In the summer of 1882 a newspaper editor from Atchison visited several settlements of Mennonites from Russia in central Kansas. Nobel Prentis was no stranger to Mennonite settlers in Harvey, McPherson, and Marion counties. He had visited them in 1875 following their first year in America. His observations, recorded in the Topeka Commonwealth , revealed a fascination for quaint Mennonite villages and a Russian oven that heated with straw. As a champion of settlement in Kansas, Prentis was a regular visitor to numerous immigrant settlements through-out the state and frequently printed interviews with successful prairie pioneers. He made no secret of the fact that the Mennonites of central Kansas were model settlers. In a mere seven years they had transformed the bare prairie into a garden of the plains with miniature forests, fenced fields of wheat and corn, and farms surrounded by orchards that nearly hid their houses.
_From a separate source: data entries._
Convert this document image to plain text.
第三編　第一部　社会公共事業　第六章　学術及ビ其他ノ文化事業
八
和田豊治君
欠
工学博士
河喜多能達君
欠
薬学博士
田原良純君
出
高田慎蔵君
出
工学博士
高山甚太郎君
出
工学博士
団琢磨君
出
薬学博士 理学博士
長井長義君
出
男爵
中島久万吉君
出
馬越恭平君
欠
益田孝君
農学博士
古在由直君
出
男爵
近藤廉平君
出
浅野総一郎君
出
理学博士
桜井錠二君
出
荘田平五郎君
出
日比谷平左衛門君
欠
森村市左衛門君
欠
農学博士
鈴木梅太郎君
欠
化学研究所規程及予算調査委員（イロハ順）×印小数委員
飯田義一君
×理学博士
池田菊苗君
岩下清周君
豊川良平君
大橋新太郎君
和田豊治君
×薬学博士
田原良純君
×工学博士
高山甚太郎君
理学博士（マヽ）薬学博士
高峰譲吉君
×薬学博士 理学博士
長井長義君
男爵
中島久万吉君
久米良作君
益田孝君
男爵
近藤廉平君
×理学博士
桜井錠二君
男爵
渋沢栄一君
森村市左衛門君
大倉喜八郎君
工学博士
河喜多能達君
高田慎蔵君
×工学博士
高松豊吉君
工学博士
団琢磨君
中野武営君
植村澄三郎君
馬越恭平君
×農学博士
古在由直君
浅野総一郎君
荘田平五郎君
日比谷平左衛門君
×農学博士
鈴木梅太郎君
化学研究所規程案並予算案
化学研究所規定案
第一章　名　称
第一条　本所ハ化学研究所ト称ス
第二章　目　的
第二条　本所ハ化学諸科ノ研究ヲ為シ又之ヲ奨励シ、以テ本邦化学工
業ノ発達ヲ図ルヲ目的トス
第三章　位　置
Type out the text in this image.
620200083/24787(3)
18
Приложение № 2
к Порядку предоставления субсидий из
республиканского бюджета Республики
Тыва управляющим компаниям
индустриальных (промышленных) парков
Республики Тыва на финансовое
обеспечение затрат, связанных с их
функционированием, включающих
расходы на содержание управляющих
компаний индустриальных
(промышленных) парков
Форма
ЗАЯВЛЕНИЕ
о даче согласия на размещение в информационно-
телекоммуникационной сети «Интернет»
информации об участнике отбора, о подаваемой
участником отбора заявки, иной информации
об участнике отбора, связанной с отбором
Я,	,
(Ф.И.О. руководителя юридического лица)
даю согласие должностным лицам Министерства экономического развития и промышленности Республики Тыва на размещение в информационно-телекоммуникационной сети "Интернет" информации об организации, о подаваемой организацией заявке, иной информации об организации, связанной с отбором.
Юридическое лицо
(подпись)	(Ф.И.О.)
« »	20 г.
Prentis traveled from home to home recording the stories of poor immigrants who in less than a decade had developed into self-sufficient settlers. Success came with a price, however, and Prentis, in spite of his zeal to promote settlement in young Kansas, suspected that the cost would be even higher for the peaceloving, separatist Mennonites. He predicted that they would continue to prosper in their new homeland but in the process they would lose the very dignity they sought to preserve by leaving Russia:
The orchards will bud and bloom, and amid them will stand the solid brick houses, like those of Russia, and the richest farmers of Kansas will dwell therein. But there is a danger that this will not come to pass. Jacob and David will go to work on the railroad, and let the plow take care of itself; and Susanna and Agantha will go out to service in the towns, and fall to wearing fine clothes and marrying American Gentiles; and the evil day may come when the descendant of the Mennonites of the old stock will be cushioning store-boxes, saving the Nation with his mouth, of even going about like a roaring lion, seeking a nomination for Congress. I wish I could belief it otherwise. I wish our atmosphere did not make us all so smart that we cannot enjoy good health. Were it not for that accursed vanity and restlessness which is our heritage, I could indulge in a vision of future--of a peaceful, quiety, wealthy people, undistrubed by the throes of speculation or politics, dwelling in great content under the vines and mulberry trees which their fathers planted in the grassy wind-swept wilderness.